P2P OLAP: Data model, implementation and case study

  • Authors:
  • Alejandro A. Vaisman;Mauricio Minuto Espil;Martín Paradela

  • Affiliations:
  • Universidad de Buenos Aires, 1428 Buenos Aires, Argentina;Universidad Católica Argentina, Argentina;Universidad de Buenos Aires, 1428 Buenos Aires, Argentina

  • Venue:
  • Information Systems
  • Year:
  • 2009

Quantified Score

Hi-index 0.00

Visualization

Abstract

It is a common situation nowadays that business groups own different companies that operate in an autonomous way. Nevertheless, these companies must be requested to provide the headquarters with summarized information for decision-making.
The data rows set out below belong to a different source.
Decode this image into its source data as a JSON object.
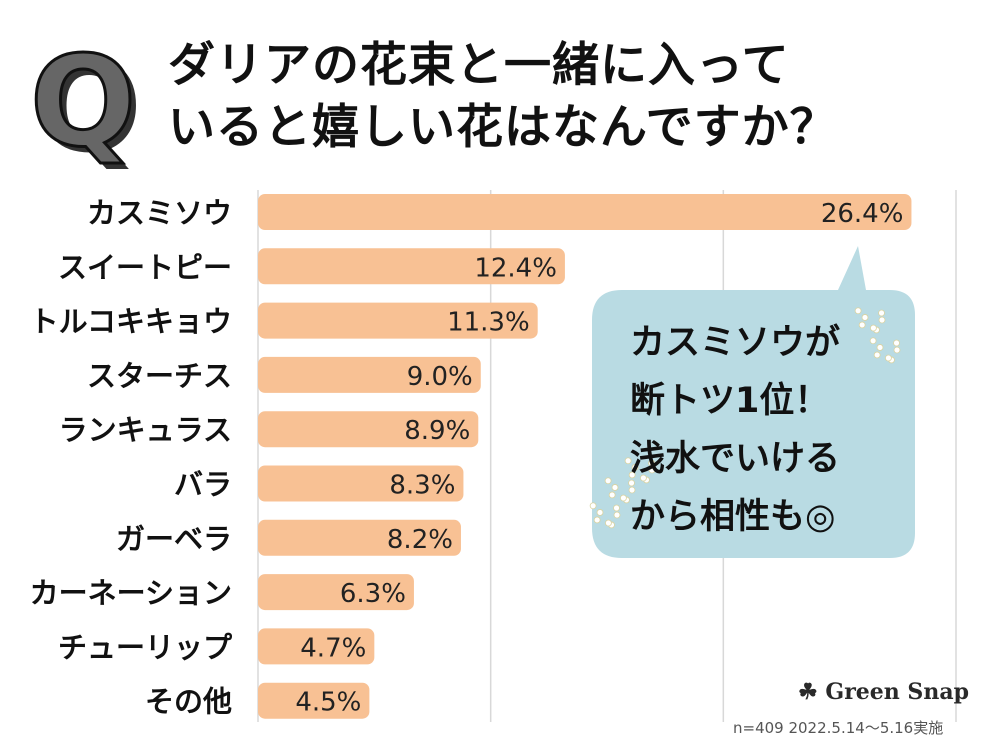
{
  "title_lines": [
    "ダリアの花束と一緒に入って",
    "いると嬉しい花はなんですか？"
  ],
  "q_mark": "Q",
  "callout": {
    "lines": [
      "カスミソウが",
      "断トツ1位！",
      "浅水でいける",
      "から相性も◎"
    ],
    "color": "#b9dbe3"
  },
  "brand": "Green Snap",
  "note": "n=409  2022.5.14〜5.16実施",
  "chart_data": {
    "type": "bar",
    "orientation": "horizontal",
    "categories": [
      "カスミソウ",
      "スイートピー",
      "トルコキキョウ",
      "スターチス",
      "ランキュラス",
      "バラ",
      "ガーベラ",
      "カーネーション",
      "チューリップ",
      "その他"
    ],
    "values": [
      26.4,
      12.4,
      11.3,
      9.0,
      8.9,
      8.3,
      8.2,
      6.3,
      4.7,
      4.5
    ],
    "labels": [
      "26.4%",
      "12.4%",
      "11.3%",
      "9.0%",
      "8.9%",
      "8.3%",
      "8.2%",
      "6.3%",
      "4.7%",
      "4.5%"
    ],
    "unit": "%",
    "xlim": [
      0,
      28.2
    ],
    "grid": true,
    "bar_color": "#f8c194"
  }
}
An architecture for cooperative interchange of decision-making information seems to be a natural solution for this problem. We propose the use of a peer-to-peer (P2P) architecture for addressing the problem of processing OLAP data in a distributed environment, in a way that all companies involved can maintain full autonomy over the use of its own data resources. In a scenario like this, data exchange between peers occurs when one of them, in the role of a local peer, receives a query and, for answering it, requests data available in other nodes, denoted acquaintances. No global schema is assumed to exist for any data under this computing paradigm. Henceforth, data provided by an acquaintance of a local peer must be adapted, in a manner that answers to queries posed by local peer users conform the view those users have of their data. Because multidimensional data normally consist of a collection of views of aggregated data, a careful translation process is needed in this case, in order to transform any summary concept that appears in a peer acquaintance into a summary concept meaningful to the requesting peer. We first present a model for multidimensional data distributed in a P2P network, and a query rewriting technique, that allows a local peer to propagate OLAP queries among its acquaintances, obtaining a meaningful and correct answer. Mappings are performed using a novel technique called revise and map, based on belief revision concepts. Revising a dimension instance allows to produce consistent aggregations when an OLAP query is answered at more than one node. We then describe an implementation of a P2P system for answering OLAP queries over a network of data warehouses. We apply our proposal to a real-world case study of an insurance group. Finally, we report the results of an experimental evaluation of our implementation, and discuss the issues that must be accounted for in this setting.